I ragazzi, tutti quanti, sono stati bravi – premette il Ds -. Hanno fatto tutti dei sacrifici e non è scontato perché nel calcio spesso queste cose non succedono. Dal primo, il mister, all’ultimo giocatore che è arrivato oggi, Boveri, hanno fatto dei sacrifici perché hanno capito che se li avessero fatti questo gruppo poteva essere riconfermato nel maggior numero possibile. Se così non era, diventava un problema. Quindi non è stata tanto la mia bravura ma sono stati loro che ci hanno dato una mano. In queste situazioni ringrazio anche Andrea Formica: io e lui abbiamo passato ore e giorni a cercare di capire come mettere giù una cosa che potesse accontentare tutti, sapendo che dovevamo risparmiare. L’abbiamo fatta e ne sono contento, perché all’inizio potevamo pensare di fare fatica. Invece devo ringraziare la società, Mario Bertone, Pierpaolo Baldo, Franz Laoretti perché alla fine, seppur abbiamo fatto qualcosina in più di quello che si aspettavano, abbiamo capito che rovinare questo gruppo era un peccato, quindi ci hanno dato una mano”.

“Ovviamente – prosegue – la trattativa più ‘complicata’ è stata quella di Francesco ma me l’aspettavo, perché è un ragazzo che si è guadagnato il fatto di avere delle offerte e delle richieste di categorie superiori. Non ho mai messo becco in quello che faceva lui, se andava in Serie D, perché io ero contento per lui perché se la meritava la possibilità di fare una Serie D. Se doveva andare in una squadra di Eccellenza ci sarei un pochettino rimasto male però questo sapevo che non sarebbe successo; devo ammettere che questa trattativa l’ho gestita un po’ meno perché quando è venuto a parlare Francesco io ero in ferie. È stata gestita in prima persona Mario Bertone da presidente, da Franz Laoretti da direttore generale, da Pierpaolo Baldo e ovviamente hanno prevalso la voglia di rimanere alla Cairese di Francesco e di cercare di far capire ad un ragazzo di Cairo che lui nella Cairese può essere per anni il punto di riferimento“.

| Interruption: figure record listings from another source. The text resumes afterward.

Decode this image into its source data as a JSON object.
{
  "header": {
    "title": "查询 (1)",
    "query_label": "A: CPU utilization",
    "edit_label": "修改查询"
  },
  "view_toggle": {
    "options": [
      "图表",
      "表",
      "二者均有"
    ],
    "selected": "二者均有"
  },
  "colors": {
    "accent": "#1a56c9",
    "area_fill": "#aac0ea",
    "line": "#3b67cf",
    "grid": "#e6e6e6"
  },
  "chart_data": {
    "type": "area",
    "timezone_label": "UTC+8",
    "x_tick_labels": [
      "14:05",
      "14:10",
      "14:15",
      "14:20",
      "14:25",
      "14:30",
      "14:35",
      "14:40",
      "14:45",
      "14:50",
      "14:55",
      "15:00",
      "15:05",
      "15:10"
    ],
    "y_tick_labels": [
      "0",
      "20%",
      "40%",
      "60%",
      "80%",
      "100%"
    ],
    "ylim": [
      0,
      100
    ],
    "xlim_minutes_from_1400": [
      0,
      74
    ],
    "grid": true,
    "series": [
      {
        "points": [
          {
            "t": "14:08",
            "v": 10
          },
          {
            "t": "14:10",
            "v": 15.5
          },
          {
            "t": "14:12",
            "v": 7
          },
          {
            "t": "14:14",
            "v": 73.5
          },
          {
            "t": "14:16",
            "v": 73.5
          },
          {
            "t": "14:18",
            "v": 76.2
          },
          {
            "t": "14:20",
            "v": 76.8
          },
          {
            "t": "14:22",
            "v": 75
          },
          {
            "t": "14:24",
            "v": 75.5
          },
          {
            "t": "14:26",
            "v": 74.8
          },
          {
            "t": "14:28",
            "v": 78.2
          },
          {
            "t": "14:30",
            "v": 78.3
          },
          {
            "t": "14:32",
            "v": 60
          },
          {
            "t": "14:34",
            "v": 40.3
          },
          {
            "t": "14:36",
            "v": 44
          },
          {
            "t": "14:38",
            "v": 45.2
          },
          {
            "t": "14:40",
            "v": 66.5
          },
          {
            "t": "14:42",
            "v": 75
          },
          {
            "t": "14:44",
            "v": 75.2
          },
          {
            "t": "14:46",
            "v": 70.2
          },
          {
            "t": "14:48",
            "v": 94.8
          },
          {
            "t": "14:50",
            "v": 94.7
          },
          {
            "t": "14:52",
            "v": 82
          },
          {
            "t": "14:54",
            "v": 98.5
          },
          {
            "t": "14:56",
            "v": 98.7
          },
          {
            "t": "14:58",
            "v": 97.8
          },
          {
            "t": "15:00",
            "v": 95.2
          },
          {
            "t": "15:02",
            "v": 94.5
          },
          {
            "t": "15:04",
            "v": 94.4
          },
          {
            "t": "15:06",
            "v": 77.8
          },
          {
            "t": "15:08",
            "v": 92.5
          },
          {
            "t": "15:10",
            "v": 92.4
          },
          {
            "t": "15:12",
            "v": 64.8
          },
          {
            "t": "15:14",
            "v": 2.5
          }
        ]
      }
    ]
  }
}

“Dobbiamo capire il format di questo campionato perché è tutto in divenire e non si sa ancora. Questa è una situazione un po’ paradossale, ma lo sapevamo. A me la formula da due gironi da dieci piace, però è naturale che è un mini campionato dove uno si deve far trovare pronto. Sono dell’idea che alla fine si farà un campionato a sedici o a diciotto, però la Cairese non ha nessun assillo di vincere il campionato o dover fare seconda o terza. La Cairese deve divertirsi. Come ho detto lo scorso anno, e non è un nascondersi, come abbiamo fatto due anni fa. Questa alla fine è diventata una rosa importante perché con i cinque cambi il mister ha la possibilità di cambiare il volto della squadra. Spero che i giovani dimostrino quello che hanno dimostrato l’anno scorso – conclude Giribone – perché noi crediamo in loro. L’obiettivo della Cairese è divertirsi e far divertire“.